No new COVID-19 cases have been reported in Queensland, but health officials remain on high alert.
No new COVID-19 cases have been reported in Queensland, but health officials remain on high alert.

Queenslanders are waiting anxiously to find out if efforts to stop the spread of coronavirus have been successful as the state counts down to another border closure.

It has been 16 days since two COVID-19-infected teens dodged quarantine and spent days moving about the community before police tracked them down.

Premier Annastacia Palaszczuk says there were no new cases diagnosed overnight but health officials remain on high alert following the breach.

"The next four days is still very crucial," she told reporters on Thursday.

"If you are sick, stay at home and get tested."

The premier urged people to be vigilant to stop the spread of the virus, saying "it only takes one or two cases for this virus to take hold".

Her plea comes hours after Health Minister Steven Miles said health officials didn't know how a 68-year-old woman falsely tested positive to the virus.
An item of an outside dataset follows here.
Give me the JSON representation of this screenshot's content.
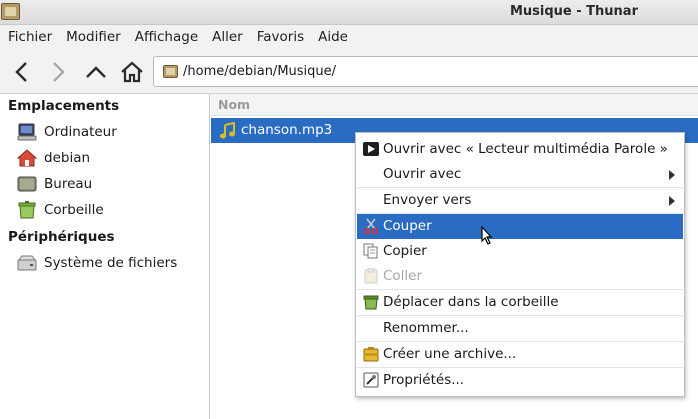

The Ipswich woman, who was the state's third locally acquired case in the past week, has since returned a negative result.

"She certainly tested positive on that first test and that's why we reported it," he told ABC radio.

"Subsequent tests came back negative and so we're just working through what's happened there."

Queensland will close its border with NSW and ban ACT residents from 1am on Saturday when Chief Health Officer Jeannette Young declares them coronavirus hotspots.

People returning to the state after that date will have to enter a 14-day hotel quarantine at their own expense.

The premier defended the decision to close the borders, saying health officials were concerned about the continued spread of the virus in southern states.

"We are in a world pandemic. It only takes one or two people coming into Queensland and we could have a situation like is unfolding in Victoria," she said.

"I do not want that to happen here."

She acknowledged that businesses would be hard-hit by the border closure, but said the impact on the state's economy of a second wave of coronavirus would be worse.

"It would be in excess of $4.8 billion," she said of the loss if the state was forced into lockdown.

Road access will be blocked to all vehicles once the border closes except those from border communities, with a list of exempt postcodes to be released in coming days.

The restriction on people travelling from Victoria remains in place.

People from non-hotspot locations will have to travel by air or via the Northern Territory border.

The decision to close the border will be reviewed at the end of August.